Check Your Homeowner Policygreenspun.com : LUSENET : TimeBomb 2000 (Y2000) : One Thread
This may have been brought up before... if so I apologize. most H.O. Insurance policies exclude coverage for "backing up of sewers and drains". If there are problems with wastewater treatment systems and/or lift stations, this could create a problem which could cause "bugging-out" regardless of how well preped one is. I am considering having a shut-off valve put in if not to expensive. Of course this could be a neighborhood or city-wide failure in which case we would have only protected our property but would probably still have to evacuate if possible. I wonder if the expense of installing a shut-off valve would be covered under the "Sue and Labor" clause of the policy...or,for that matter, any expense to preserve and protect insured real and personal property?

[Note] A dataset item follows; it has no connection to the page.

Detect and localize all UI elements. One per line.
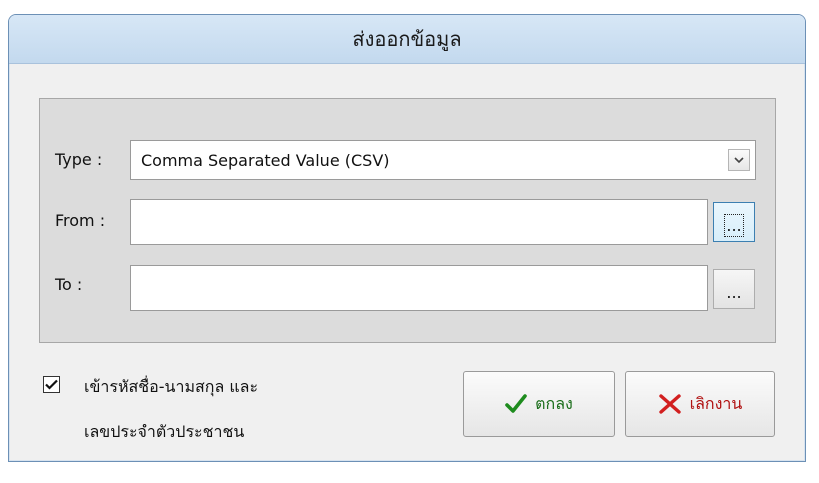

I was a Commercial Inand Marine Underwriter for 17 years before starting my own business several years ago so I'm a little "foggy" on some of the Personal Lines Coverage Parts.I
-- Larry (Stop@thecurb.com), November 24, 1999
con't: do recall that ther has been previous controversy surrounding water damage as a result of freezing pipes. Most companies took the position that the exclusion re. freezing/bursting pipes did not cover the broken pipe but the resulting damage was covered. Sure wouldn't want to be in the Insurance business next year!
-- Larry (Stop@the curb.com), November 24, 1999.

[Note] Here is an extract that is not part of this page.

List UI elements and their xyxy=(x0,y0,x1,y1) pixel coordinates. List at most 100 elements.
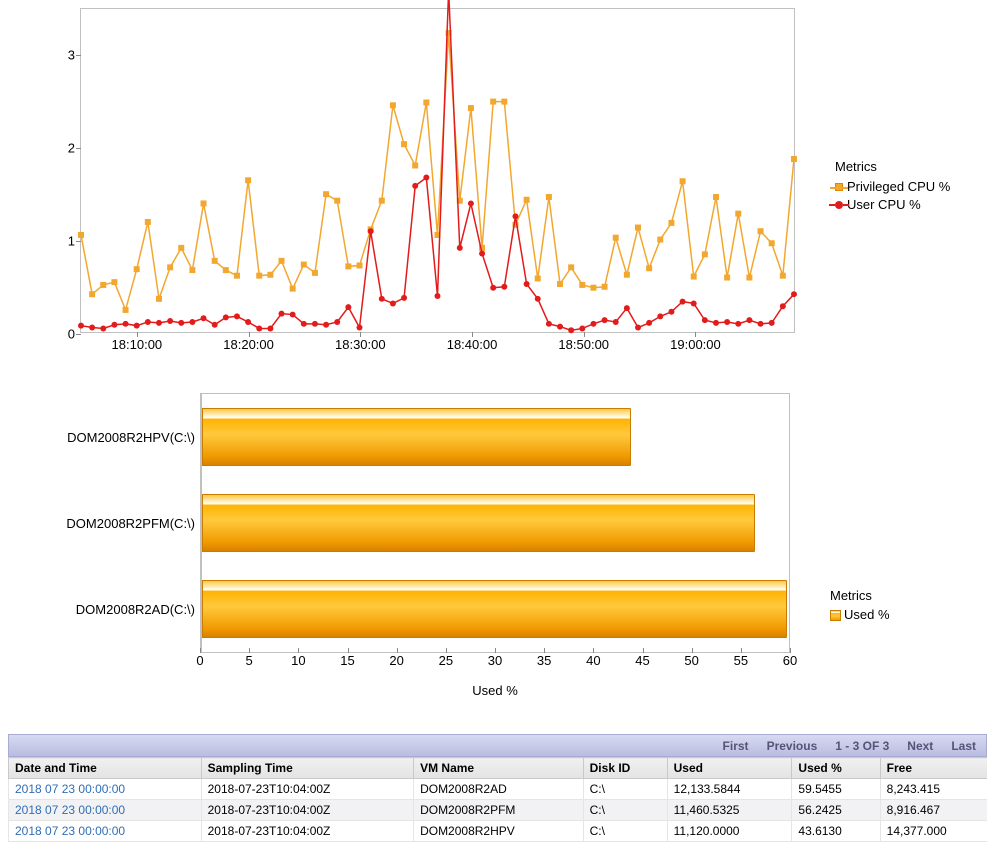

Regarding home owners insurance.....I just had a water heater go out on me. A friend said call your homeowners insurance and they will pay for it. I said, no way!

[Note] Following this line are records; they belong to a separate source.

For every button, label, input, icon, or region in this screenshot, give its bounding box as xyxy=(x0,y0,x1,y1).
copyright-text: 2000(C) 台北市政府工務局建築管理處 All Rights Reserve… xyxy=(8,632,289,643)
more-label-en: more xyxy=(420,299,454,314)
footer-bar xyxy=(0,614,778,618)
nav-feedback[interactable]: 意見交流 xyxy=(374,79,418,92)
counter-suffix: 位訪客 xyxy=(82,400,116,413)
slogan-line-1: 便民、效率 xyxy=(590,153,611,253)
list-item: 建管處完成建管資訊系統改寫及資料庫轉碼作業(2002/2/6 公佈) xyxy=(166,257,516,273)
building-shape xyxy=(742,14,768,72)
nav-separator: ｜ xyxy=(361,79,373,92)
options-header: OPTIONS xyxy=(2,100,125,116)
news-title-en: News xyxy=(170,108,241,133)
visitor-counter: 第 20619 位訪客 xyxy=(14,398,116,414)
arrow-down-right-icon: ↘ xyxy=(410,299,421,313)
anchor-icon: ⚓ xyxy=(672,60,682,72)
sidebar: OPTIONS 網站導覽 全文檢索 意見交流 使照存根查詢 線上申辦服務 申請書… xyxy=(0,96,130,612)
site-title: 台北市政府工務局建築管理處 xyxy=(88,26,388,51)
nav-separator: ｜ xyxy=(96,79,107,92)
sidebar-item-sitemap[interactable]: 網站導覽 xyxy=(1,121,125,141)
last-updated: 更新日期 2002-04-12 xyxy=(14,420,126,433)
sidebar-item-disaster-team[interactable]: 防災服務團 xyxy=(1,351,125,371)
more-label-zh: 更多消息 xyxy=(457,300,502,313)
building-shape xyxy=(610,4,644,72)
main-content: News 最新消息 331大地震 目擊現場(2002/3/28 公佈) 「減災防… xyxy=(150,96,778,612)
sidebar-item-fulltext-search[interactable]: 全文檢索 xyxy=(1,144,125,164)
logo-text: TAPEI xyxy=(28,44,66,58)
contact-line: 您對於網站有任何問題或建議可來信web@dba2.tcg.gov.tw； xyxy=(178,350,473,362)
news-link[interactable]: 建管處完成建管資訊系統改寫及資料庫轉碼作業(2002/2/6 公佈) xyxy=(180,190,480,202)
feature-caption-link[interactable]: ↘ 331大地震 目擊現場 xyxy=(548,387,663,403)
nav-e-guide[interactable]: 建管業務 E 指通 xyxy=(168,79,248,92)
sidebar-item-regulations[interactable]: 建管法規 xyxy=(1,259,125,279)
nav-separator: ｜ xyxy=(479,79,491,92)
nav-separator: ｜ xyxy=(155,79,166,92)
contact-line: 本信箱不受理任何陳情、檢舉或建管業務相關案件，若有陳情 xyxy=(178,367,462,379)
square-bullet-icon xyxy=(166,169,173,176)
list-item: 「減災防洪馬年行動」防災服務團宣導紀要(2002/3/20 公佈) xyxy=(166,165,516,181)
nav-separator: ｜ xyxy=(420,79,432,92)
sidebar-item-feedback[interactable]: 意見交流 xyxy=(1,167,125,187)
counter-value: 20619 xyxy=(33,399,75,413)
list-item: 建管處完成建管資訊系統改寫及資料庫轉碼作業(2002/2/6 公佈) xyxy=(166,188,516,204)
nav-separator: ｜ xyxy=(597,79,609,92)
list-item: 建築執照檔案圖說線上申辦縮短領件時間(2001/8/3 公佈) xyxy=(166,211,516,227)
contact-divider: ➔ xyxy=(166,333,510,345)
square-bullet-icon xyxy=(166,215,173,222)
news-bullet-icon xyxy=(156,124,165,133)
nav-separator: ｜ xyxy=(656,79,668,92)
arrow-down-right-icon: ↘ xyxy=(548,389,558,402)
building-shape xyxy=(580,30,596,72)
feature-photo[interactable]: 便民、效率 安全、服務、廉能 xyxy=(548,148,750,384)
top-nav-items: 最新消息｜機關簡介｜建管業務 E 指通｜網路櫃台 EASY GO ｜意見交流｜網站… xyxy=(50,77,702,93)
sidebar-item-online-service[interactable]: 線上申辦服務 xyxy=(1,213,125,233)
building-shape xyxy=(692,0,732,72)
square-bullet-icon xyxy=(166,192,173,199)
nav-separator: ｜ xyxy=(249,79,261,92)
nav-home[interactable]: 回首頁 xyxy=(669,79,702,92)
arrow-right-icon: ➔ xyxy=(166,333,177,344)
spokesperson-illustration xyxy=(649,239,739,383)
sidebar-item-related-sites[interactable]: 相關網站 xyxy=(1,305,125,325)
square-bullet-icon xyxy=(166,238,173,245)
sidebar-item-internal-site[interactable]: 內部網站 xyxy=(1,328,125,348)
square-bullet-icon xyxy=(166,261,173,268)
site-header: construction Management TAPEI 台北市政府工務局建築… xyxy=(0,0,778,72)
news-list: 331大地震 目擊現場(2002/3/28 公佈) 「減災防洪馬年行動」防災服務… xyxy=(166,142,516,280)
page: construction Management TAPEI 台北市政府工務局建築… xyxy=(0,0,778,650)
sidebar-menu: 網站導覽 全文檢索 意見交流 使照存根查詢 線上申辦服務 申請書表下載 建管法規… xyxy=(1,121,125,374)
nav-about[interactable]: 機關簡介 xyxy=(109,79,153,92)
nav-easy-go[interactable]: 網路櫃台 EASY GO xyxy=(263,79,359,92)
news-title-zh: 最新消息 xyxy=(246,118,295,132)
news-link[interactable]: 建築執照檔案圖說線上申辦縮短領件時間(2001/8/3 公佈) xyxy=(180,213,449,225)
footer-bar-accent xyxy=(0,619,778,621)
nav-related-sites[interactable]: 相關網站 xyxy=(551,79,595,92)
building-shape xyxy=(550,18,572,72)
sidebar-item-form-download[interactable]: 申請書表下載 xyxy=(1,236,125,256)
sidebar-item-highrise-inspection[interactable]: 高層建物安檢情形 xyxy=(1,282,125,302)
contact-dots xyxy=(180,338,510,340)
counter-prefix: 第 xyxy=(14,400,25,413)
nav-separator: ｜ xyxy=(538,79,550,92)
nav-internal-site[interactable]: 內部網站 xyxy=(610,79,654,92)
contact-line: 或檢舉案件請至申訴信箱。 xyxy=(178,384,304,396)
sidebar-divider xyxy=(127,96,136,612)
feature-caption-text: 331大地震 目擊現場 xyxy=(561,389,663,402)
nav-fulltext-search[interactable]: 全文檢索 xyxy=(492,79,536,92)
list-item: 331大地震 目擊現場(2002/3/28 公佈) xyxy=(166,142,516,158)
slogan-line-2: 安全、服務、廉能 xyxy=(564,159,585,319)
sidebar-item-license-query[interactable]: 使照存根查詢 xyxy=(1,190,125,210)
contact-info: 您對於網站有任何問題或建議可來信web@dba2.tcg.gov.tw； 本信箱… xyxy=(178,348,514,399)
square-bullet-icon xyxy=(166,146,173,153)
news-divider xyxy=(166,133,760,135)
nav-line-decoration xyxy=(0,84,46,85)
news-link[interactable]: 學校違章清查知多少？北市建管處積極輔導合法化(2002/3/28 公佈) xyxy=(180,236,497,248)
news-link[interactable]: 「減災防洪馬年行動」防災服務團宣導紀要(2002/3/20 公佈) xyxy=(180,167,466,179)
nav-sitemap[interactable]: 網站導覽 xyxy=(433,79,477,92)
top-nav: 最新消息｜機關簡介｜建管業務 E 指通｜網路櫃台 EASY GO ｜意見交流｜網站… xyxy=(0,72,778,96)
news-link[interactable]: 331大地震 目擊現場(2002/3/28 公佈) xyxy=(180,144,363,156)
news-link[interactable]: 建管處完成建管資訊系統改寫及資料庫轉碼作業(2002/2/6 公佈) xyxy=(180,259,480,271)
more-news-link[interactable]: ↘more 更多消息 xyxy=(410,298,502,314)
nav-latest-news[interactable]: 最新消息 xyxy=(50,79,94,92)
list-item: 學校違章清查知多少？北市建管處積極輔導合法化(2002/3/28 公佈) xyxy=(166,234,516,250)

I called them just to prove my point and they are going to pay for the whole thing except the labor. I could not believe it! Has anybody ever heard of that before? During my lifetime I have replaced several water heaters, but never thought to get my insurance to pay for it. I wonder if they would pay for a new furnace?
-- freddie (email@example.com), November 24, 1999.
I wonder if your rates will go up because you made a claim.
-- Ron Schwarz (firstname.lastname@example.org), November 25, 1999.
Yo Larry! One solution to your concern about backed-up sewers would be to use "dollar plugs". They come in various sizes for use in floor drains and waste pipes. If you have a commode in your basement, you would to remove it to be able to plug up the waste pipe. I was told by a plumber friend that these work. Rots a ruck!
-- Everitt Simpson (email@example.com), November 25, 1999.
Hey, I used one of those plug thingys to stop up a basement drain that had a tendency to spout water during rainstorms. It worked like a charm! It's just two big washers with a rubber doughnut inbetween, and a wingnut and center post that pushes the rubber out when torqued down to seal off the drain. Cheap protection.